Boeing and the union that represents its engineers and technical workers in Washington, Oregon and Utah were back at the bargaining table today after union workers resoundingly rejected Boeing’s initial four-year contract offer.
The company, in a message to its workers, said it had received their message.
“We are interested in understanding your negotiating team’s priorities and welcome the opportunity to fully engage in the bargaining process. We also acknowledged that not every remaining aspect of our first proposal is a must have, but recognize that movement on the part of both parties will be necessary to reach an agreement,” the Boeing negotiating team said.
The company said it had already modified its proposal to ensure that Boeing workers on military leave would continue to have company-provided disability and life insurance after three months on active duty.
Boeing said it was withdrawing language that could have given it power to terminate medical insurance for some retirees. And the company provided written assurances that it would not impose a monthly employee contribution for dental insurance.

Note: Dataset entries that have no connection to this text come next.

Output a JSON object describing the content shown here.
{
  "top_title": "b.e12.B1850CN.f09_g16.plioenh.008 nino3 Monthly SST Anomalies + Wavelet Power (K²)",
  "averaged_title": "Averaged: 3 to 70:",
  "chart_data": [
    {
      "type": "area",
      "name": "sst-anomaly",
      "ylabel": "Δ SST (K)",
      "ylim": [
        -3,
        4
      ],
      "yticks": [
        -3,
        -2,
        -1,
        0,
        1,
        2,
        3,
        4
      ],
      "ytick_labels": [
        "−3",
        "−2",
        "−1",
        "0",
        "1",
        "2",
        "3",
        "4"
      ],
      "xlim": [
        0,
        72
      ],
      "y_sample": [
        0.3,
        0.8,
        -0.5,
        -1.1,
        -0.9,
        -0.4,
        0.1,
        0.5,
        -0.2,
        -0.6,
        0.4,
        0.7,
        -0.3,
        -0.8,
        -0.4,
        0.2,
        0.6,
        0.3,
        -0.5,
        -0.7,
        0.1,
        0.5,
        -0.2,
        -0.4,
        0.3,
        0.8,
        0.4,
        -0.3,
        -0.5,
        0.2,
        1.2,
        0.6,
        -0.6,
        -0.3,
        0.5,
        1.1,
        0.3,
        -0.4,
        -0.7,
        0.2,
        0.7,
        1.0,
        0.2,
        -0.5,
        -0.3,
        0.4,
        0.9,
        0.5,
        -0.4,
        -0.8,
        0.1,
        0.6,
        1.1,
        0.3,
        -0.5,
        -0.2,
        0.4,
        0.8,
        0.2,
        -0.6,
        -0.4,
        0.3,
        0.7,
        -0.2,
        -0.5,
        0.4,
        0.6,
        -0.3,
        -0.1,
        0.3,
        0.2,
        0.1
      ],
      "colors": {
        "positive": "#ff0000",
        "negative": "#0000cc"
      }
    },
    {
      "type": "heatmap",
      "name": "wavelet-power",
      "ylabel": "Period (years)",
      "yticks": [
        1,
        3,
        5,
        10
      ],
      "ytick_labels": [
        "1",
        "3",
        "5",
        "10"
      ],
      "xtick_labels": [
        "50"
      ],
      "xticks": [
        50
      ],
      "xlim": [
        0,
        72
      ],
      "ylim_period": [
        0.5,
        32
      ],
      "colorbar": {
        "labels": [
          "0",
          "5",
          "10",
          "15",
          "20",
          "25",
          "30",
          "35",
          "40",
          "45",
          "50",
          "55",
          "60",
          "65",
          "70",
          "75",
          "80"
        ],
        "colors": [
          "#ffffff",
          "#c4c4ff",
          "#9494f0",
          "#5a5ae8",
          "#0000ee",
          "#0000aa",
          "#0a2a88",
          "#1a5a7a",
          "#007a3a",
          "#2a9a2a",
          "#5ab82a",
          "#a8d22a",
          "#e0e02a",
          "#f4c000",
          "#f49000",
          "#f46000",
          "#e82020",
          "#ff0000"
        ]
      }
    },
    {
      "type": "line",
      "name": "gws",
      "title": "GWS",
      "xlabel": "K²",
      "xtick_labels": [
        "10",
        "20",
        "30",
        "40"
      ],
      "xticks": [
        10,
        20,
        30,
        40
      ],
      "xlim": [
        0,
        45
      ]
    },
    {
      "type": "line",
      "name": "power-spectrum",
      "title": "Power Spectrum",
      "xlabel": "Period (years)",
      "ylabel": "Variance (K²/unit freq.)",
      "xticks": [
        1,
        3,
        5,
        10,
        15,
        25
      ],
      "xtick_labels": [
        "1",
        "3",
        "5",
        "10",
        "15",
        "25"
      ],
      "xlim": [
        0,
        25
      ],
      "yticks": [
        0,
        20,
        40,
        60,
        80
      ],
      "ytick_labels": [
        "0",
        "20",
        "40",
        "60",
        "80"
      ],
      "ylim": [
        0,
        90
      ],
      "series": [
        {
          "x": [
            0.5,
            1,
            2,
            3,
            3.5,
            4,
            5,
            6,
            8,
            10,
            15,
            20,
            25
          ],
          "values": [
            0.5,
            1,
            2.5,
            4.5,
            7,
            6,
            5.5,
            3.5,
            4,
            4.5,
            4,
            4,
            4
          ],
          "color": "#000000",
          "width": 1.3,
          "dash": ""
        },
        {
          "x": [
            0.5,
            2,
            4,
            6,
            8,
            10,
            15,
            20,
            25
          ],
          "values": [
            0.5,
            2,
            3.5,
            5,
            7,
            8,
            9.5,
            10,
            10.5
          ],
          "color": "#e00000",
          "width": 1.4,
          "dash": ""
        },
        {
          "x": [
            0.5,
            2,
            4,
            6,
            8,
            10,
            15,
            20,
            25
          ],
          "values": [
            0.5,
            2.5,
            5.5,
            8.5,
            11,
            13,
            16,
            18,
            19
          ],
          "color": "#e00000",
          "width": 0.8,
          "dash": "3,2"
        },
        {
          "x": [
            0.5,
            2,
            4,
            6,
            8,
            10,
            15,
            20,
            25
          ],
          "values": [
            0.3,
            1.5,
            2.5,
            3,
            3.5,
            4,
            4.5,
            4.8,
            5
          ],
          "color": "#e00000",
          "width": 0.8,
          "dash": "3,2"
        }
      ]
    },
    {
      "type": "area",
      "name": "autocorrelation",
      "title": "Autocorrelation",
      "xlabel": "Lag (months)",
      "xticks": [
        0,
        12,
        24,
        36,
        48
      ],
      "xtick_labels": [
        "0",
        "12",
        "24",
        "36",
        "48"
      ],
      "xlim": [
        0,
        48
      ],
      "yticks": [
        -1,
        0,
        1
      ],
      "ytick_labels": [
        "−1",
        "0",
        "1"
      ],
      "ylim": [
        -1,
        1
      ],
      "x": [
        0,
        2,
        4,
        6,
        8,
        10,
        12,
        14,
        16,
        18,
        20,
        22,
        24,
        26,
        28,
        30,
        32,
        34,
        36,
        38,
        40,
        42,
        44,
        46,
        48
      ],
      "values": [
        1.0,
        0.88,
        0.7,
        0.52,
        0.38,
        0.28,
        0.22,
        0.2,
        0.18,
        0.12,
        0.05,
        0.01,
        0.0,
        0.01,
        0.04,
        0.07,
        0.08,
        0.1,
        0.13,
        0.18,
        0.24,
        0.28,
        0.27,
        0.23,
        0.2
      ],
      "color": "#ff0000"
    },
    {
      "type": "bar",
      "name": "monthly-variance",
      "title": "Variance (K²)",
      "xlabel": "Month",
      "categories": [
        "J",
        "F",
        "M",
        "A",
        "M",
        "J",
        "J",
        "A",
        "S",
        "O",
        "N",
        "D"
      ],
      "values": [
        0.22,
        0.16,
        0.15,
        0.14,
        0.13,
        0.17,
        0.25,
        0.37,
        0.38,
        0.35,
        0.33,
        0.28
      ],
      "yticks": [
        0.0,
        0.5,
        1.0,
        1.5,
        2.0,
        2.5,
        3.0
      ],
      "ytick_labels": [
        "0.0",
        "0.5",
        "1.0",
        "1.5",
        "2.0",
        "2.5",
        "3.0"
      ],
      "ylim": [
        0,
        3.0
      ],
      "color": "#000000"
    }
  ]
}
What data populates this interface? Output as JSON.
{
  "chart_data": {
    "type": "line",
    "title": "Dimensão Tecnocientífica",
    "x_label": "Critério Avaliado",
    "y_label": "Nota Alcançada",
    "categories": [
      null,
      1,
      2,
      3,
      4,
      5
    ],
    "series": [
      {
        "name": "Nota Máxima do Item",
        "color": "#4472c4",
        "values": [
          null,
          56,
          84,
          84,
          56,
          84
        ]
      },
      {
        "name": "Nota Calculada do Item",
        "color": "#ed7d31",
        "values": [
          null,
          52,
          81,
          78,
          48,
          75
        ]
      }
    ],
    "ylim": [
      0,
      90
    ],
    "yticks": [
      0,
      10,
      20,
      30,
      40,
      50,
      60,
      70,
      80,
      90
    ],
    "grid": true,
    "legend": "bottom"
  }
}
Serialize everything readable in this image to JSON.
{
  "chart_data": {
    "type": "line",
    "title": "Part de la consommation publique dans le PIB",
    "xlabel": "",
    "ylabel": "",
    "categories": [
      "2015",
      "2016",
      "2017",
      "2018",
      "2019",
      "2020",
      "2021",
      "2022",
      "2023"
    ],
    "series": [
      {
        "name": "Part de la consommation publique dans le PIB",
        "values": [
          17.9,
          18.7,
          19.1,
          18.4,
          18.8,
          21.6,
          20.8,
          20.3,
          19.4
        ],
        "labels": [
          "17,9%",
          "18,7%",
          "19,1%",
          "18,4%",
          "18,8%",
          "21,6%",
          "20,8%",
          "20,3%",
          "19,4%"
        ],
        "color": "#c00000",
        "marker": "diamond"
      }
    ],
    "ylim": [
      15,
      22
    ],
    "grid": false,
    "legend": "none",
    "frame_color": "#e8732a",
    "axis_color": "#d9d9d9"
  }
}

Boeing said the union could not call a strike if negotiations reach a dead end until Nov. 25 although the contract is due to expire Saturday.
The union, the Society of Professional Engineering Employees in Aerospace, said the two sides reviewed tentative agreements already reached and worked on setting up a new negotiating schedule.
Boeing had maintained all along that it never intended to have the union present members its initial proposal before bargaining took place.